Soyez frères plutôt. Vous êtes, je le vois, de bons enfants ; nous allons nous égayer en vieux camarades. Mais à la première querelle, je vous quitte. »
Les pauvres garçons se serraient donc la main avec chaleur, tout en s’envoyant au diable. C’étaient eux sans doute que nous venions de rencontrer.
Telle était mademoiselle Antoinette : pauvre cœur aimant égaré en pays de débauche ; douce et charmante fille qui semait les miettes de ses tendresses à tous les moineaux voleurs du chemin.
Je donnai à Léon ces détails. Il m’écouta sans témoigner un grand intérêt, sans provoquer mes confidences par la moindre question. Lorsque je me tus :
– Cette fille est trop franche, me dit-il ; je n’aime pas sa façon de comprendre l’amour.

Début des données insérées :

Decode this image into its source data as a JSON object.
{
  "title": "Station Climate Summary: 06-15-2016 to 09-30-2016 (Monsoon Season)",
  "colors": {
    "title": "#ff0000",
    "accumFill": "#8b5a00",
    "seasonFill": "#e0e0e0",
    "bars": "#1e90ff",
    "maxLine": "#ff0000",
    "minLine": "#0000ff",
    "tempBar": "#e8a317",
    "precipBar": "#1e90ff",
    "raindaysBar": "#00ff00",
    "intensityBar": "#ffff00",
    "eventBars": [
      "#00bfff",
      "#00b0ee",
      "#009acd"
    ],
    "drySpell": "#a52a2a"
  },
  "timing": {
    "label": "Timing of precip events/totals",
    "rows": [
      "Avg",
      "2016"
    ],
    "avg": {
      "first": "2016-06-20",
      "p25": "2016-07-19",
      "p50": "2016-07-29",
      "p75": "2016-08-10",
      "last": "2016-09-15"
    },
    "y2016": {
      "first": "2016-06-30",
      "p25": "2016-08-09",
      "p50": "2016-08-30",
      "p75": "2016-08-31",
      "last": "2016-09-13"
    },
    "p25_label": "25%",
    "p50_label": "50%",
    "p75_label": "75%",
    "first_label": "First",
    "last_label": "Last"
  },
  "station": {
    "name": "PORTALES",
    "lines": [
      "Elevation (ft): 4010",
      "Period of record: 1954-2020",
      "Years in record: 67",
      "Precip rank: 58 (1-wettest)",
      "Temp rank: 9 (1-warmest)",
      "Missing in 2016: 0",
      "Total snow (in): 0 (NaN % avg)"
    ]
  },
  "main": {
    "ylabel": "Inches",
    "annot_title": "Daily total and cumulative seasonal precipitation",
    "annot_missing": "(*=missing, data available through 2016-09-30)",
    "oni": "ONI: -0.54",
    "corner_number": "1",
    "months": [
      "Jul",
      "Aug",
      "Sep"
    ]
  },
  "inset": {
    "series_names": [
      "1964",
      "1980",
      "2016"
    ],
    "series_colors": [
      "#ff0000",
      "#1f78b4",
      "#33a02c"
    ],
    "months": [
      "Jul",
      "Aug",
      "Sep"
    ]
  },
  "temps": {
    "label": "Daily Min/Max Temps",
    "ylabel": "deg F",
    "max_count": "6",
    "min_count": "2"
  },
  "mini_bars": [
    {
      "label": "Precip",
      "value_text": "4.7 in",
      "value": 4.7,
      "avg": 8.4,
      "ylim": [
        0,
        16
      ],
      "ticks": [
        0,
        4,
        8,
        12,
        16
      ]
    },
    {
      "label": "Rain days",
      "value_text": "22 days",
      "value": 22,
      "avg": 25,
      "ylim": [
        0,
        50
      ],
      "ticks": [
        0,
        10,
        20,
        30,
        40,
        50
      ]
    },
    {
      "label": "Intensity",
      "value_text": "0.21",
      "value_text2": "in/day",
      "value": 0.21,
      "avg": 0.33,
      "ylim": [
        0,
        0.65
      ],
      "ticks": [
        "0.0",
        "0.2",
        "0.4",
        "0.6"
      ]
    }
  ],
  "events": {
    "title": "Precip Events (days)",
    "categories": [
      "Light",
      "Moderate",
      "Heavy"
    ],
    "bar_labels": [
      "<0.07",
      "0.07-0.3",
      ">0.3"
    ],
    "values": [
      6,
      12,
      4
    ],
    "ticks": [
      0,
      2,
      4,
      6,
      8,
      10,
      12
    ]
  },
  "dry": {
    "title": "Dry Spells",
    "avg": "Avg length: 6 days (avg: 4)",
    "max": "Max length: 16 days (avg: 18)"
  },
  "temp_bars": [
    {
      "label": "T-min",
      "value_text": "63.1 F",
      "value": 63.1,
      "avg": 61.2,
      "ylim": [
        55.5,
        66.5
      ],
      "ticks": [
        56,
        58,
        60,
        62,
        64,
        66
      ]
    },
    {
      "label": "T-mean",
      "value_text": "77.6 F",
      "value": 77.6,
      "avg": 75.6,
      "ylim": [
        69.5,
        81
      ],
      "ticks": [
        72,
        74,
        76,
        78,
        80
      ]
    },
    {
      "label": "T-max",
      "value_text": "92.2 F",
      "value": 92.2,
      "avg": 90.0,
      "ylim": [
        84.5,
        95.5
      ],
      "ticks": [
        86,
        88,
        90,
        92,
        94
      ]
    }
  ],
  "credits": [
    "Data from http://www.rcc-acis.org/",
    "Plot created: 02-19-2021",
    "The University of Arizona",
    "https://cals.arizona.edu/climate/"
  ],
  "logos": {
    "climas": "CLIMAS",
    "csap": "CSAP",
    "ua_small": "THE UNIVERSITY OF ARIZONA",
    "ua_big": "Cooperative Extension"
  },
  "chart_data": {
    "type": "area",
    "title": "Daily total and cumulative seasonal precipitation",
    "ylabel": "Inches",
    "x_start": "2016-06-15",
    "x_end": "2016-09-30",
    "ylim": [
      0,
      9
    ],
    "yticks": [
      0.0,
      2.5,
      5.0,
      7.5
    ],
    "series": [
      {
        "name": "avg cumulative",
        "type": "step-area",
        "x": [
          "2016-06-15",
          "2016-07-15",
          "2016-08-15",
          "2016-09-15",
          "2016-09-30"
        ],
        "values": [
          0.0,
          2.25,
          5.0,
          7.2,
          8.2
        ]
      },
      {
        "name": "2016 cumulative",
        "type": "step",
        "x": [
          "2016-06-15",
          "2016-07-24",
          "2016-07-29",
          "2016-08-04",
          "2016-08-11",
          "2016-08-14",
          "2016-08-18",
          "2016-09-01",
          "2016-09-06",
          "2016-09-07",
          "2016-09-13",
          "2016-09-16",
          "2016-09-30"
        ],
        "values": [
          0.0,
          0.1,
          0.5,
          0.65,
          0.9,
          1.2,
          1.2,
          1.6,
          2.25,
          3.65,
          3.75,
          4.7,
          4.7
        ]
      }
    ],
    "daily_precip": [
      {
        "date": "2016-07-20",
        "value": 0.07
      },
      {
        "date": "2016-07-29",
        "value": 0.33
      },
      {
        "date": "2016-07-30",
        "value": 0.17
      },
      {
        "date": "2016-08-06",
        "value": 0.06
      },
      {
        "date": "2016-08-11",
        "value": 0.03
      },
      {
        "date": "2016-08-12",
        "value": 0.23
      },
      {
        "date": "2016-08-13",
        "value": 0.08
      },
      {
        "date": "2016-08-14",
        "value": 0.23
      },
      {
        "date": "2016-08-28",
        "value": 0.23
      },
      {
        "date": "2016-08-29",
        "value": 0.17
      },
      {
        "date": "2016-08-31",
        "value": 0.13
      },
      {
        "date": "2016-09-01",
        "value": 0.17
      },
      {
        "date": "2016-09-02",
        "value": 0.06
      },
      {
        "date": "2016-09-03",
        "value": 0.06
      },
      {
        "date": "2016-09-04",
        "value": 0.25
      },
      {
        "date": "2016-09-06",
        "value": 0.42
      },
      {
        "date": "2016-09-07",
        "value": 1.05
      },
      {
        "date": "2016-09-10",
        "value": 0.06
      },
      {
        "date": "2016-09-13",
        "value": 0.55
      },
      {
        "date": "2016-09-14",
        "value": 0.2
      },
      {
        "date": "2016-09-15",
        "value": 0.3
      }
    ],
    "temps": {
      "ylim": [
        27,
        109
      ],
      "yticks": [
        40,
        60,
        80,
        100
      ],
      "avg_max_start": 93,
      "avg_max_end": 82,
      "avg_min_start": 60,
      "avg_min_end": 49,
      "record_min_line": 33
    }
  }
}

Il avait tant cherché qu’il retrouvait son méchant sourire.
III
Nous étions enfin sortis des haies. La Seine coulait à nos pieds ; sur l’autre rive, un village mirait ses pieds dans la rivière. Nous nous trouvions en pays de connaissance ; maintes fois nous avions rôdé dans les îles qui descendaient au fil de l’eau.
Après un long repos sous un chêne voisin, Léon me déclara qu’il mourait de faim et de soif. J’allais lui déclarer que je mourais de soif et de faim. Alors nous tînmes conseil. La décision fut touchante d’unanimité : nous devions nous rendre au village ; là, nous procurer un grand panier ; ce panier serait convenablement empli de plats et de bouteilles ; enfin tous trois, le panier et nous, nous gagnerions l’île la plus verte.
Vingt minutes après, nous n’avions plus qu’à trouver un canot. Je m’étais obligeamment chargé de la corbeille ; je dis corbeille, et le terme est encore modeste. Léon marchait en avant, demandant une barque à chaque pêcheur. Les barques étaient toutes en campagne. J’allais proposer à mon compagnon de dresser notre table sur le continent, lorsqu’on nous indiqua un loueur qui peut-être nous contenterait.
Le loueur habitait, au bout du village, une cabane bâtie à l’angle de deux rues. Or, il arriva qu’en tournant cet angle, nous nous trouvâmes de nouveau en face de mademoiselle Antoinette, suivie de ses deux amoureux. L’un, comme moi, pliait sous le poids d’un énorme panier ; l’autre, comme Léon, avait l’air effaré d’un homme en quête de quelque objet introuvable. J’eus un regard de pitié pour le pauvre diable qui suait, tandis que Léon parut me remercier d’avoir accepté un fardeau qui fit rire un peu méchamment la jeune femme.
Le loueur fumait, debout sur le seuil de sa porte. Depuis cinquante ans, il avait vu des milliers de couples lui venir emprunter ses rames pour gagner le désert. Il aimait ces blondes amoureuses qui, parties les fichus empesés, revenaient, un peu chiffonnées, les rubans en grand désordre. Il leur souriait au retour, lorsqu’elles le remerciaient de ses barques qui connaissaient si bien et gagnaient d’elles-mêmes les îles aux herbes les plus hautes.
Le brave homme vint à nous, en apercevant nos paniers.
– Mes enfants, nous dit-il, je n’ai plus qu’un canot. Que ceux qui ont trop faim aillent s’attabler là-bas, sous les arbres.
Cette phrase était, certes, très maladroite : on n’avoue jamais devant une femme qu’on a trop faim. Nous nous faisions, indécis, n’osant plus refuser la barque. Antoinette, toujours railleuse, eut cependant pitié de nous.
– Ces messieurs, dit-elle en s’adressant à Léon, nous ont déjà cédé le pas ce matin ; nous le leur cédons à notre tour.
Je regardai mon philosophe. Il hésitait, il balbutiait, comme quelqu’un qui n’ose dire sa pensée. Quand il vit mes yeux se fixer sur lui :
– Mais, dit-il vivement, le dévouement n’a que faire ici : un seul canot peut nous suffire. Ces messieurs nous déposeront dans la première île venue, et nous reprendront au retour. Acceptez-vous cet arrangement, messieurs ?
Antoinette répondit qu’elle acceptait. Les paniers furent soigneusement déposés au fond de la barque. Je me plaçai tout contre le mien, le plus loin possible des rames.